Chronic Lymphocytic Leukemia (CLL), a malignancy characterized by the accumulation of mature B cells, is the most common form of leukemia affecting adults in the western world. The disease progression of CLL is unpredictable; patients can remain stable for variable periods (1- 20 years), before rapidly progressing to aggressive and symptomatic disease requiring treatment.

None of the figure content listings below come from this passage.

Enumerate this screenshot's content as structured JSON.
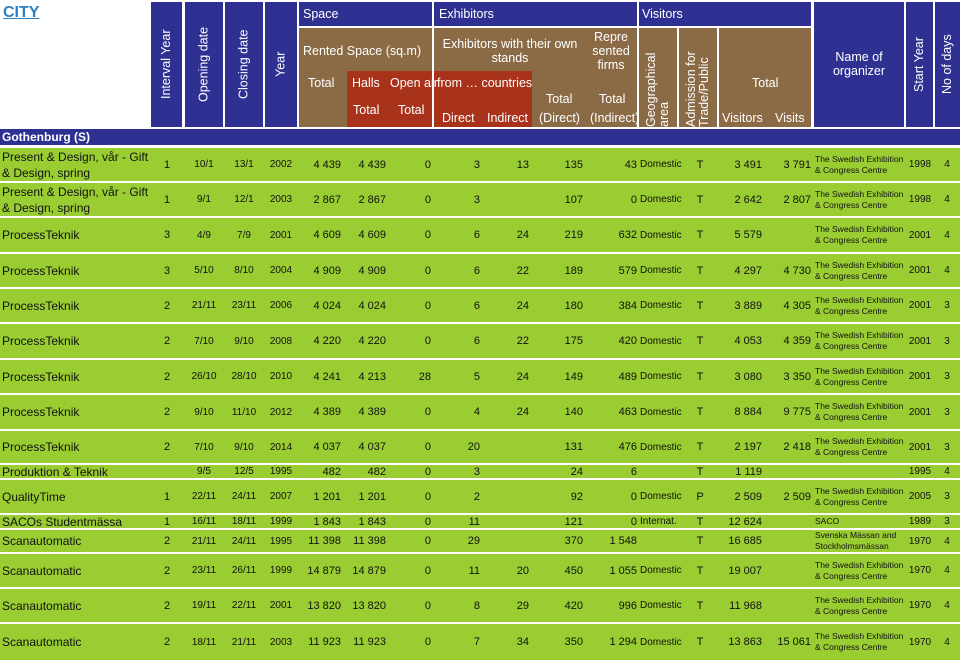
{
  "city_link": "CITY",
  "headers": {
    "interval_year": "Interval Year",
    "opening_date": "Opening date",
    "closing_date": "Closing date",
    "year": "Year",
    "space": "Space",
    "exhibitors": "Exhibitors",
    "visitors": "Visitors",
    "rented_space": "Rented Space (sq.m)",
    "space_total": "Total",
    "halls": "Halls",
    "open_air": "Open air",
    "halls_total": "Total",
    "open_air_total": "Total",
    "own_stands": "Exhibitors with their own stands",
    "from_countries": "from … countries",
    "direct": "Direct",
    "indirect": "Indirect",
    "exh_total": "Total",
    "exh_direct": "(Direct)",
    "represented_firms": "Repre sented firms",
    "rep_total": "Total",
    "rep_indirect": "(Indirect)",
    "geo_area": "Geographical area",
    "admission": "Admission for Trade/Public",
    "visitors_total": "Total",
    "visitors_col": "Visitors",
    "visits_col": "Visits",
    "organizer": "Name of organizer",
    "start_year": "Start Year",
    "no_of_days": "No of days"
  },
  "group": "Gothenburg (S)",
  "rows": [
    {
      "name": "Present & Design, vår - Gift & Design, spring",
      "interval": "1",
      "open": "10/1",
      "close": "13/1",
      "year": "2002",
      "space": "4 439",
      "halls": "4 439",
      "openair": "0",
      "direct": "3",
      "indirect": "13",
      "exh": "135",
      "rep": "43",
      "geo": "Domestic",
      "adm": "T",
      "visitors": "3 491",
      "visits": "3 791",
      "org": "The Swedish Exhibition & Congress Centre",
      "start": "1998",
      "days": "4"
    },
    {
      "name": "Present & Design, vår - Gift & Design, spring",
      "interval": "1",
      "open": "9/1",
      "close": "12/1",
      "year": "2003",
      "space": "2 867",
      "halls": "2 867",
      "openair": "0",
      "direct": "3",
      "indirect": "",
      "exh": "107",
      "rep": "0",
      "geo": "Domestic",
      "adm": "T",
      "visitors": "2 642",
      "visits": "2 807",
      "org": "The Swedish Exhibition & Congress Centre",
      "start": "1998",
      "days": "4"
    },
    {
      "name": "ProcessTeknik",
      "interval": "3",
      "open": "4/9",
      "close": "7/9",
      "year": "2001",
      "space": "4 609",
      "halls": "4 609",
      "openair": "0",
      "direct": "6",
      "indirect": "24",
      "exh": "219",
      "rep": "632",
      "geo": "Domestic",
      "adm": "T",
      "visitors": "5 579",
      "visits": "",
      "org": "The Swedish Exhibition & Congress Centre",
      "start": "2001",
      "days": "4"
    },
    {
      "name": "ProcessTeknik",
      "interval": "3",
      "open": "5/10",
      "close": "8/10",
      "year": "2004",
      "space": "4 909",
      "halls": "4 909",
      "openair": "0",
      "direct": "6",
      "indirect": "22",
      "exh": "189",
      "rep": "579",
      "geo": "Domestic",
      "adm": "T",
      "visitors": "4 297",
      "visits": "4 730",
      "org": "The Swedish Exhibition & Congress Centre",
      "start": "2001",
      "days": "4"
    },
    {
      "name": "ProcessTeknik",
      "interval": "2",
      "open": "21/11",
      "close": "23/11",
      "year": "2006",
      "space": "4 024",
      "halls": "4 024",
      "openair": "0",
      "direct": "6",
      "indirect": "24",
      "exh": "180",
      "rep": "384",
      "geo": "Domestic",
      "adm": "T",
      "visitors": "3 889",
      "visits": "4 305",
      "org": "The Swedish Exhibition & Congress Centre",
      "start": "2001",
      "days": "3"
    },
    {
      "name": "ProcessTeknik",
      "interval": "2",
      "open": "7/10",
      "close": "9/10",
      "year": "2008",
      "space": "4 220",
      "halls": "4 220",
      "openair": "0",
      "direct": "6",
      "indirect": "22",
      "exh": "175",
      "rep": "420",
      "geo": "Domestic",
      "adm": "T",
      "visitors": "4 053",
      "visits": "4 359",
      "org": "The Swedish Exhibition & Congress Centre",
      "start": "2001",
      "days": "3"
    },
    {
      "name": "ProcessTeknik",
      "interval": "2",
      "open": "26/10",
      "close": "28/10",
      "year": "2010",
      "space": "4 241",
      "halls": "4 213",
      "openair": "28",
      "direct": "5",
      "indirect": "24",
      "exh": "149",
      "rep": "489",
      "geo": "Domestic",
      "adm": "T",
      "visitors": "3 080",
      "visits": "3 350",
      "org": "The Swedish Exhibition & Congress Centre",
      "start": "2001",
      "days": "3"
    },
    {
      "name": "ProcessTeknik",
      "interval": "2",
      "open": "9/10",
      "close": "11/10",
      "year": "2012",
      "space": "4 389",
      "halls": "4 389",
      "openair": "0",
      "direct": "4",
      "indirect": "24",
      "exh": "140",
      "rep": "463",
      "geo": "Domestic",
      "adm": "T",
      "visitors": "8 884",
      "visits": "9 775",
      "org": "The Swedish Exhibition & Congress Centre",
      "start": "2001",
      "days": "3"
    },
    {
      "name": "ProcessTeknik",
      "interval": "2",
      "open": "7/10",
      "close": "9/10",
      "year": "2014",
      "space": "4 037",
      "halls": "4 037",
      "openair": "0",
      "direct": "20",
      "indirect": "",
      "exh": "131",
      "rep": "476",
      "geo": "Domestic",
      "adm": "T",
      "visitors": "2 197",
      "visits": "2 418",
      "org": "The Swedish Exhibition & Congress Centre",
      "start": "2001",
      "days": "3"
    },
    {
      "name": "Produktion & Teknik",
      "interval": "",
      "open": "9/5",
      "close": "12/5",
      "year": "1995",
      "space": "482",
      "halls": "482",
      "openair": "0",
      "direct": "3",
      "indirect": "",
      "exh": "24",
      "rep": "6",
      "geo": "",
      "adm": "T",
      "visitors": "1 119",
      "visits": "",
      "org": "",
      "start": "1995",
      "days": "4"
    },
    {
      "name": "QualityTime",
      "interval": "1",
      "open": "22/11",
      "close": "24/11",
      "year": "2007",
      "space": "1 201",
      "halls": "1 201",
      "openair": "0",
      "direct": "2",
      "indirect": "",
      "exh": "92",
      "rep": "0",
      "geo": "Domestic",
      "adm": "P",
      "visitors": "2 509",
      "visits": "2 509",
      "org": "The Swedish Exhibition & Congress Centre",
      "start": "2005",
      "days": "3"
    },
    {
      "name": "SACOs Studentmässa",
      "interval": "1",
      "open": "16/11",
      "close": "18/11",
      "year": "1999",
      "space": "1 843",
      "halls": "1 843",
      "openair": "0",
      "direct": "11",
      "indirect": "",
      "exh": "121",
      "rep": "0",
      "geo": "Internat.",
      "adm": "T",
      "visitors": "12 624",
      "visits": "",
      "org": "SACO",
      "start": "1989",
      "days": "3"
    },
    {
      "name": "Scanautomatic",
      "interval": "2",
      "open": "21/11",
      "close": "24/11",
      "year": "1995",
      "space": "11 398",
      "halls": "11 398",
      "openair": "0",
      "direct": "29",
      "indirect": "",
      "exh": "370",
      "rep": "1 548",
      "geo": "",
      "adm": "T",
      "visitors": "16 685",
      "visits": "",
      "org": "Svenska Mässan and Stockholmsmässan",
      "start": "1970",
      "days": "4"
    },
    {
      "name": "Scanautomatic",
      "interval": "2",
      "open": "23/11",
      "close": "26/11",
      "year": "1999",
      "space": "14 879",
      "halls": "14 879",
      "openair": "0",
      "direct": "11",
      "indirect": "20",
      "exh": "450",
      "rep": "1 055",
      "geo": "Domestic",
      "adm": "T",
      "visitors": "19 007",
      "visits": "",
      "org": "The Swedish Exhibition & Congress Centre",
      "start": "1970",
      "days": "4"
    },
    {
      "name": "Scanautomatic",
      "interval": "2",
      "open": "19/11",
      "close": "22/11",
      "year": "2001",
      "space": "13 820",
      "halls": "13 820",
      "openair": "0",
      "direct": "8",
      "indirect": "29",
      "exh": "420",
      "rep": "996",
      "geo": "Domestic",
      "adm": "T",
      "visitors": "11 968",
      "visits": "",
      "org": "The Swedish Exhibition & Congress Centre",
      "start": "1970",
      "days": "4"
    },
    {
      "name": "Scanautomatic",
      "interval": "2",
      "open": "18/11",
      "close": "21/11",
      "year": "2003",
      "space": "11 923",
      "halls": "11 923",
      "openair": "0",
      "direct": "7",
      "indirect": "34",
      "exh": "350",
      "rep": "1 294",
      "geo": "Domestic",
      "adm": "T",
      "visitors": "13 863",
      "visits": "15 061",
      "org": "The Swedish Exhibition & Congress Centre",
      "start": "1970",
      "days": "4"
    }
  ]
}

Studies have shown that immune regulation may play an important role in progression of CLL, with increased numbers of Foxp3+ T regulatory cells correlating with disease progression. Other regulatory subsets such as NKT cells and MAIT cells may also be important. NKT cells regulate anti-tumour immunity in a variety of cancer models through the production of cytokines, although their exact role in CLL is poorly understood. MAIT cells are another regulatory T cell population with a semi-invariant TCR repertoire. They are not as well studied in the context of cancer, but interact with B cells and may also regulate immune activity in CLL patients..

Characterization of regulatory T cell subsets in CLL patients at different stages of the disease, including enumeration and analysis of cytokines and cell surface molecules involved in the suppression of T cell immunity will provide important insights about the role of immune regulation in CLL patients and potentially provide new targets for cancer immunotherapy. 

Our preliminary results have already identifies several abnormalities in patients with CLL, including a deficiency of MR1 restricted MAIT cells, including the well studied CD161+CD8+ subset.